In the cooler interior regions, buildings are slumping and roads are buckling as permafrost -- frozen soil -- thaws and turns into softer, spongy soil. The Inupiat village of Shishmaref on a narrow Chukchi Sea barrier island is preparing to move as the town sinks into the ground.
"For those of us who live in the changing conditions every day, there's no question. We see it. We feel it every single day," Cochran said.
Satellite records released on Wednesday showed that sea ice coverage in the arctic region has fallen for the last four years with "unusually early springtime melting in areas north of Siberia and Alaska," according to a study by the University of Colorado, NASA and the University of Washington.
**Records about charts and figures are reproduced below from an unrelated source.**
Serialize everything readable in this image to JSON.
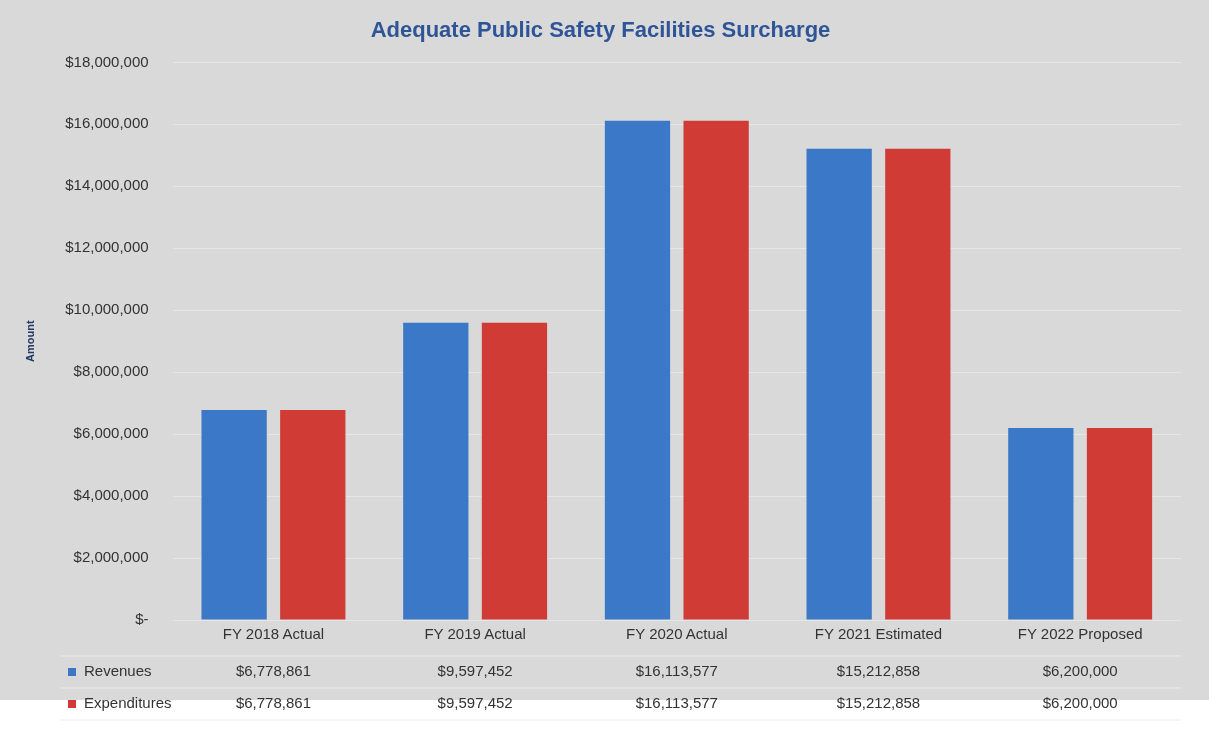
{
  "chart_data": {
    "type": "bar",
    "title": "Adequate Public Safety Facilities Surcharge",
    "ylabel": "Amount",
    "categories": [
      "FY 2018 Actual",
      "FY 2019 Actual",
      "FY 2020 Actual",
      "FY 2021 Estimated",
      "FY 2022 Proposed"
    ],
    "series": [
      {
        "name": "Revenues",
        "color": "#3b78c8",
        "values": [
          6778861,
          9597452,
          16113577,
          15212858,
          6200000
        ],
        "value_labels": [
          "$6,778,861",
          "$9,597,452",
          "$16,113,577",
          "$15,212,858",
          "$6,200,000"
        ]
      },
      {
        "name": "Expenditures",
        "color": "#d03b36",
        "values": [
          6778861,
          9597452,
          16113577,
          15212858,
          6200000
        ],
        "value_labels": [
          "$6,778,861",
          "$9,597,452",
          "$16,113,577",
          "$15,212,858",
          "$6,200,000"
        ]
      }
    ],
    "ylim": [
      0,
      18000000
    ],
    "yticks": [
      {
        "value": 0,
        "label": "$-"
      },
      {
        "value": 2000000,
        "label": "$2,000,000"
      },
      {
        "value": 4000000,
        "label": "$4,000,000"
      },
      {
        "value": 6000000,
        "label": "$6,000,000"
      },
      {
        "value": 8000000,
        "label": "$8,000,000"
      },
      {
        "value": 10000000,
        "label": "$10,000,000"
      },
      {
        "value": 12000000,
        "label": "$12,000,000"
      },
      {
        "value": 14000000,
        "label": "$14,000,000"
      },
      {
        "value": 16000000,
        "label": "$16,000,000"
      },
      {
        "value": 18000000,
        "label": "$18,000,000"
      }
    ],
    "grid": "y",
    "legend": "bottom"
  }
}
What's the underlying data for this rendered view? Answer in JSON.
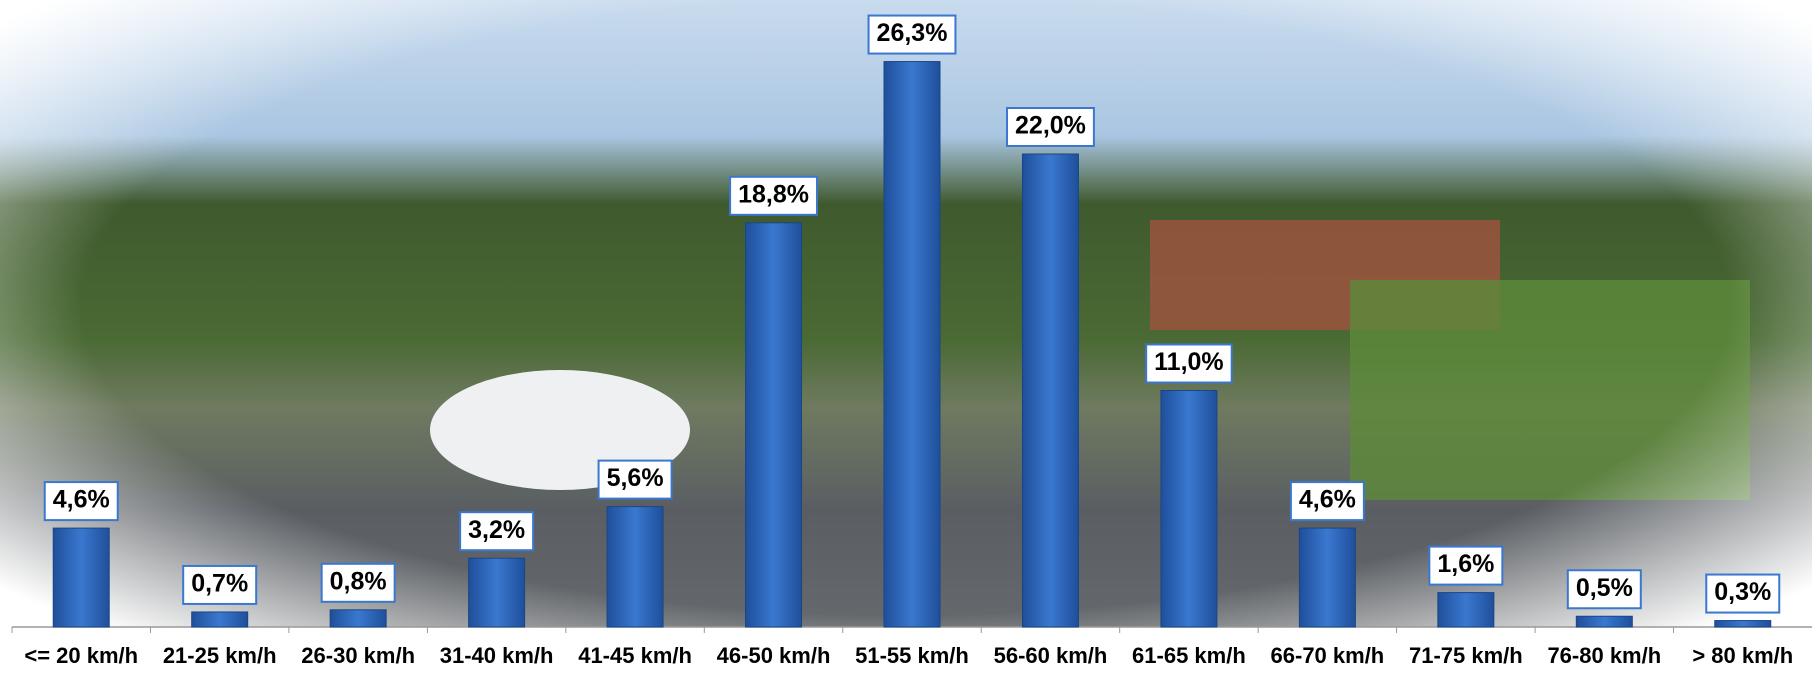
{
  "chart_data": {
    "type": "bar",
    "categories": [
      "<= 20 km/h",
      "21-25 km/h",
      "26-30 km/h",
      "31-40 km/h",
      "41-45 km/h",
      "46-50 km/h",
      "51-55 km/h",
      "56-60 km/h",
      "61-65 km/h",
      "66-70 km/h",
      "71-75 km/h",
      "76-80 km/h",
      "> 80 km/h"
    ],
    "values": [
      4.6,
      0.7,
      0.8,
      3.2,
      5.6,
      18.8,
      26.3,
      22.0,
      11.0,
      4.6,
      1.6,
      0.5,
      0.3
    ],
    "value_labels": [
      "4,6%",
      "0,7%",
      "0,8%",
      "3,2%",
      "5,6%",
      "18,8%",
      "26,3%",
      "22,0%",
      "11,0%",
      "4,6%",
      "1,6%",
      "0,5%",
      "0,3%"
    ],
    "color": "#3a78d0"
  }
}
Shrinking sea ice has created hardships for sea animals like polar bears that find their prey at the ice's edge.
Heated-up waterways are throwing off long-established salmon cycles and, according to one scientist, have allowed a warmth-loving, salmon-wrecking parasite to thrive in the Yukon River.
Warming is accentuated in high-latitude regions like Alaska in part because of thinner atmospheres in the polar region, concentrating greenhouse gases, and in part because of the nature of atmospheric currents, according to studies.
Such changes have also contributed to falling ice coverage in the Arctic Sea, with spring and summer melting happening 17 days earlier than usual, according to the satellite study.
The disappearance of ice and snow uncovers dark surfaces of the ground and sea, which absorb more solar heat and warm up the landscape, said Vladimir Romanovsky, a permafrost expert at the University of Alaska Fairbanks' Geophysical Institute.